C’est que l’affaire est classée. Nous sommes dépendants de l’électricité nucléaire, impossible d’y couper. Et comme nous sommes
coincés, autant en remettre une couche avec les nouvelles technologies, si propres, si sûres, si lucratives. C’est amusant, et horrible, cette utilisation du fait accompli, surtout quand elle est
manipulée par des forces politiques qui sont toujours prêtes à remettre en cause d’autres faits accomplis, comme la mixité ethnique de la France, par exemple.
Personne ne sait bien quel est le risque avec les centrales nucléaires. Je me souviens avoir visité, lors d’une sortie scolaire,
le chantier de celle de Gravelines. C’était la fin des années soixante-dix, nous étions des « scientifiques », nous avions grandi dans la certitude des bienfaits de la « fée
électricité » et l’espoir du magicien « atome » qui allait prendre le relais. Nous étions destinés à devenir ingénieurs et nous faisions confiance à la technologie. Nous étions
même certains que très bientôt, la fusion nucléaire viendrait fournir à l’humanité une énergie inépuisable et sans déchets. D’ailleurs, c’était écrit dans chaque numéro de « Science et
Vie », c’est dire si c’était certain. La fusion, c’était la bombe H domestiquée, un soleil en miniature si on préfère se rassurer. Et c’était pour demain. Seulement, c’est toujours pour
demain, et même pour après-demain.
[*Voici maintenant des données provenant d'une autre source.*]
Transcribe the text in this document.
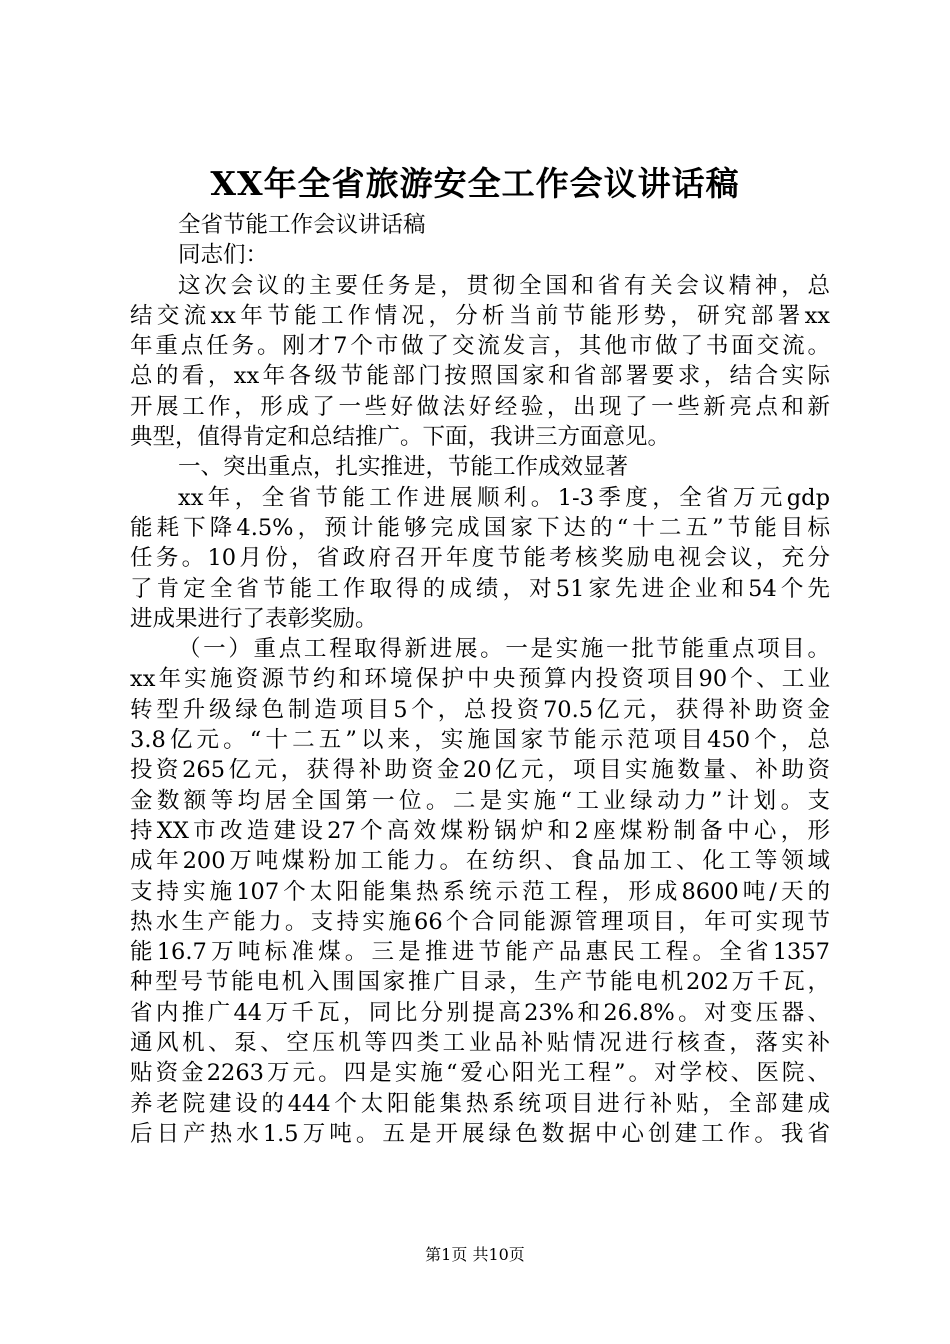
XX年全省旅游安全工作会议讲话稿
全省节能工作会议讲话稿
同志们：
这次会议的主要任务是，贯彻全国和省有关会议精神，总
结交流xx年节能工作情况，分析当前节能形势，研究部署xx
年重点任务。刚才7个市做了交流发言，其他市做了书面交流。
总的看，xx年各级节能部门按照国家和省部署要求，结合实际
开展工作，形成了一些好做法好经验，出现了一些新亮点和新
典型，值得肯定和总结推广。下面，我讲三方面意见。
一、突出重点，扎实推进，节能工作成效显著
xx年，全省节能工作进展顺利。1-3季度，全省万元gdp
能耗下降4.5%，预计能够完成国家下达的“十二五”节能目标
任务。10月份，省政府召开年度节能考核奖励电视会议，充分
了肯定全省节能工作取得的成绩，对51家先进企业和54个先
进成果进行了表彰奖励。
（一）重点工程取得新进展。一是实施一批节能重点项目。
xx年实施资源节约和环境保护中央预算内投资项目90个、工业
转型升级绿色制造项目5个，总投资70.5亿元，获得补助资金
3.8亿元。“十二五”以来，实施国家节能示范项目450个，总
投资265亿元，获得补助资金20亿元，项目实施数量、补助资
金数额等均居全国第一位。二是实施“工业绿动力”计划。支
持XX市改造建设27个高效煤粉锅炉和2座煤粉制备中心，形
成年200万吨煤粉加工能力。在纺织、食品加工、化工等领域
支持实施107个太阳能集热系统示范工程，形成8600吨/天的
热水生产能力。支持实施66个合同能源管理项目，年可实现节
能16.7万吨标准煤。三是推进节能产品惠民工程。全省1357
种型号节能电机入围国家推广目录，生产节能电机202万千瓦，
省内推广44万千瓦，同比分别提高23%和26.8%。对变压器、
通风机、泵、空压机等四类工业品补贴情况进行核查，落实补
贴资金2263万元。四是实施“爱心阳光工程”。对学校、医院、
养老院建设的444个太阳能集热系统项目进行补贴，全部建成
后日产热水1.5万吨。五是开展绿色数据中心创建工作。我省
第1页 共10页
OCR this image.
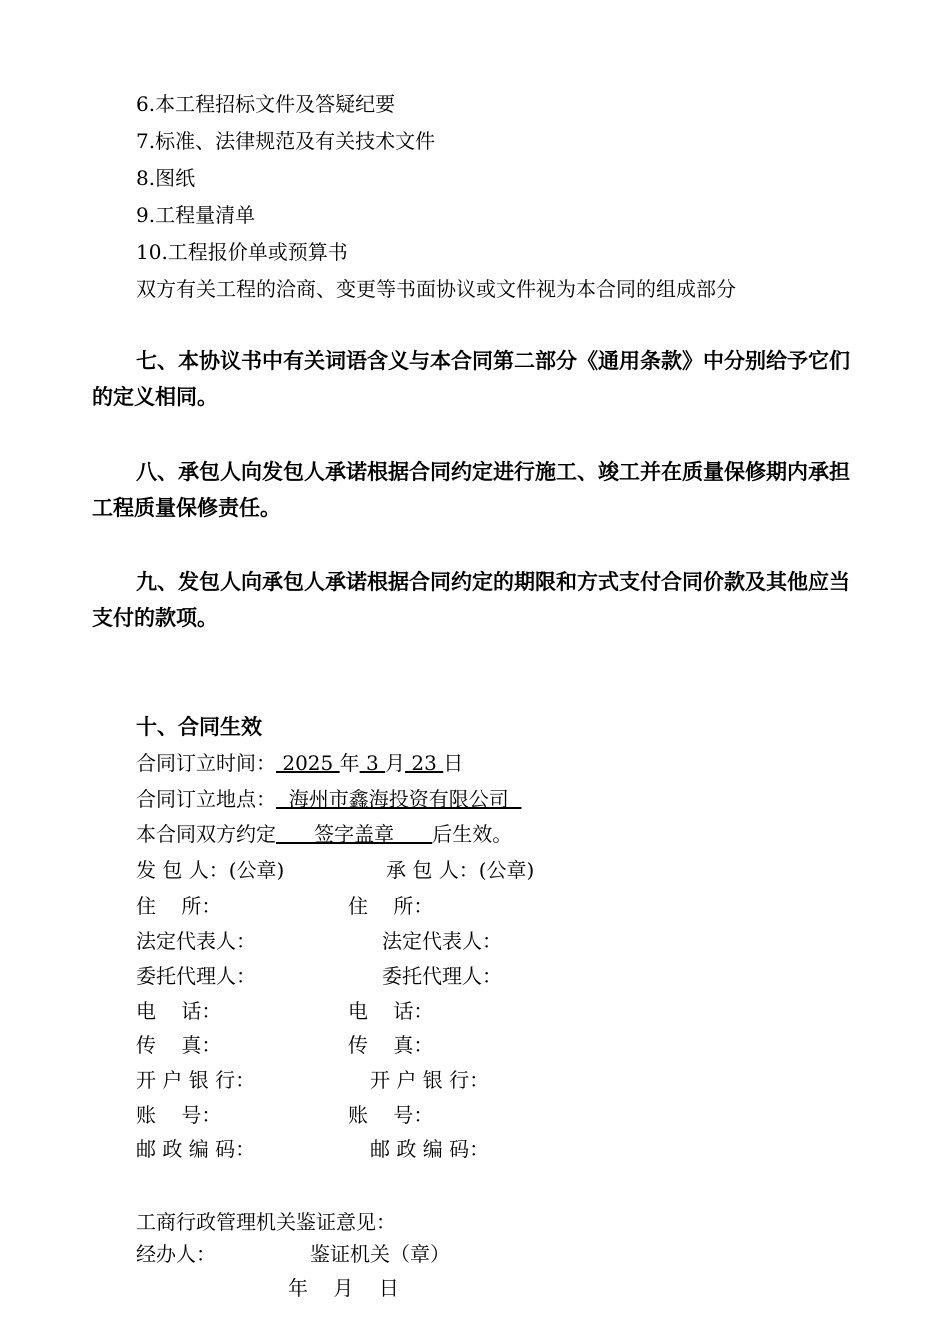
6.本工程招标文件及答疑纪要
7.标准、法律规范及有关技术文件
8.图纸
9.工程量清单
10.工程报价单或预算书
双方有关工程的洽商、变更等书面协议或文件视为本合同的组成部分
七、本协议书中有关词语含义与本合同第二部分《通用条款》中分别给予它们的定义相同。
八、承包人向发包人承诺根据合同约定进行施工、竣工并在质量保修期内承担工程质量保修责任。
九、发包人向承包人承诺根据合同约定的期限和方式支付合同价款及其他应当支付的款项。
十、合同生效
合同订立时间： 2025 年 3 月 23 日
合同订立地点：  海州市鑫海投资有限公司
本合同双方约定      签字盖章      后生效。
发 包 人：(公章)	承 包 人：(公章)
住    所：	住    所：
法定代表人：	法定代表人：
委托代理人：	委托代理人：
电    话：	电    话：
传    真：	传    真：
开 户 银 行：	开 户 银 行：
账    号：	账    号：
邮 政 编 码：	邮 政 编 码：
工商行政管理机关鉴证意见：
经办人：	鉴证机关（章）
年    月    日
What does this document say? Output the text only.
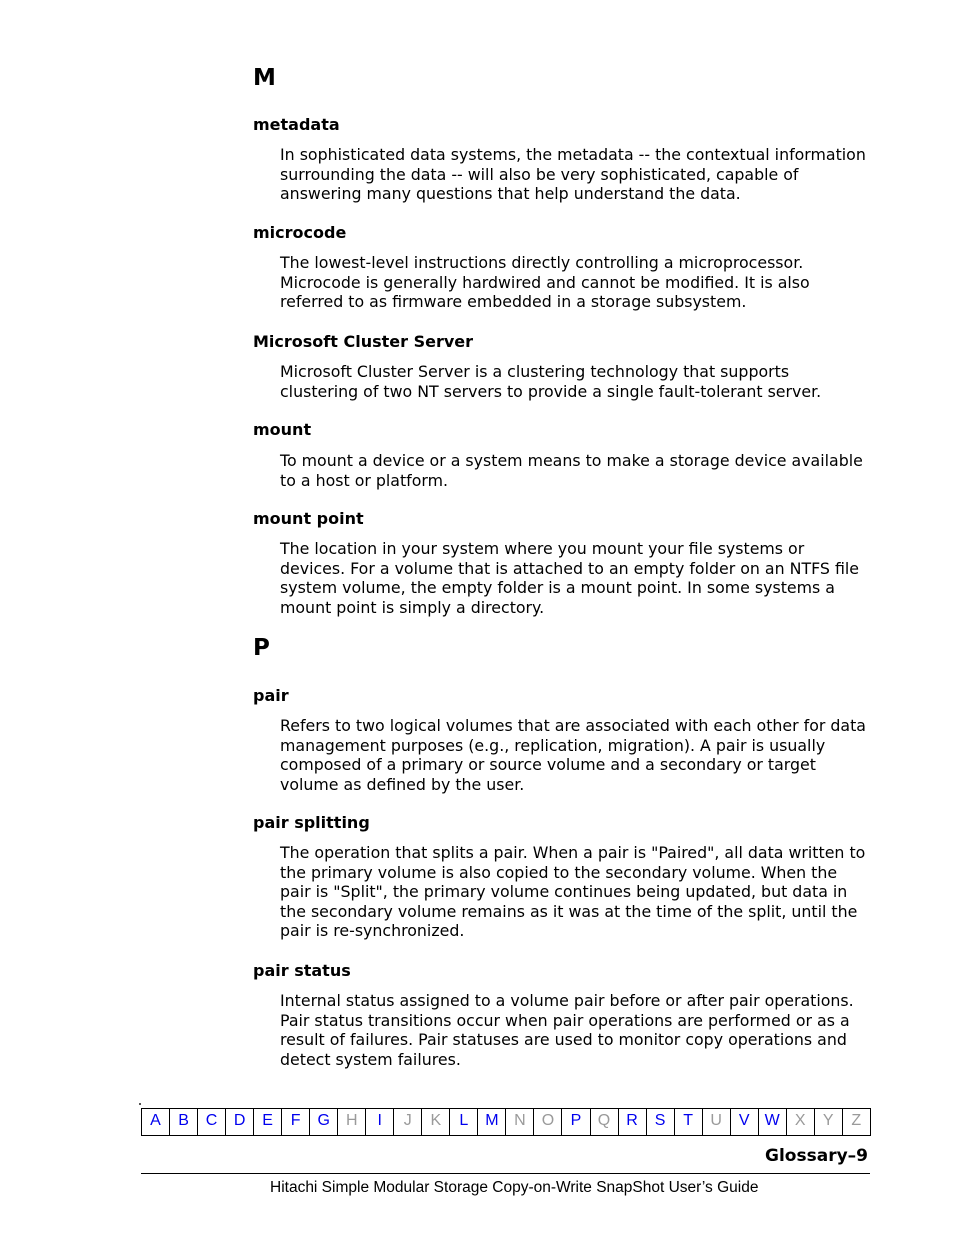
M
metadata

In sophisticated data systems, the metadata -- the contextual information surrounding the data -- will also be very sophisticated, capable of answering many questions that help understand the data.

microcode

The lowest-level instructions directly controlling a microprocessor. Microcode is generally hardwired and cannot be modified. It is also referred to as firmware embedded in a storage subsystem.

Microsoft Cluster Server

Microsoft Cluster Server is a clustering technology that supports clustering of two NT servers to provide a single fault-tolerant server.

mount

To mount a device or a system means to make a storage device available to a host or platform.

mount point

The location in your system where you mount your file systems or devices. For a volume that is attached to an empty folder on an NTFS file system volume, the empty folder is a mount point. In some systems a mount point is simply a directory.

P
pair

Refers to two logical volumes that are associated with each other for data management purposes (e.g., replication, migration). A pair is usually composed of a primary or source volume and a secondary or target volume as defined by the user.

pair splitting

The operation that splits a pair. When a pair is "Paired", all data written to the primary volume is also copied to the secondary volume. When the pair is "Split", the primary volume continues being updated, but data in the secondary volume remains as it was at the time of the split, until the pair is re-synchronized.

pair status

Internal status assigned to a volume pair before or after pair operations. Pair status transitions occur when pair operations are performed or as a result of failures. Pair statuses are used to monitor copy operations and detect system failures.

A	B	C	D	E	F	G	H	I	J	K	L	M N	O	P	Q	R	S	T	U	V W X	Y	Z
Glossary–9
Hitachi Simple Modular Storage Copy-on-Write SnapShot User’s Guide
Notre génération ne le verra pas. Quant à savoir si une autre génération le connaîtra, rien n’est sûr. L’idée est formidable mais les difficultés à résoudre ne
le sont pas moins.
Alors, le risque ? Tchernobyl, combien de morts ? Personne ne sait, et le sinistre décompte n’est probablement pas
clos. Mais est-ce que la catastrophe ne peut pas être pire encore ? Rien ne prouve que les réacteurs japonais ne vont pas s’emballer et dégager un nuage radioactif sur une région autrement
plus dense que l’Ukraine, sans oublier que la traversée du Pacifique sera une formalité et qu’il trouvera de l’autre côté d’autres régions très peuplées.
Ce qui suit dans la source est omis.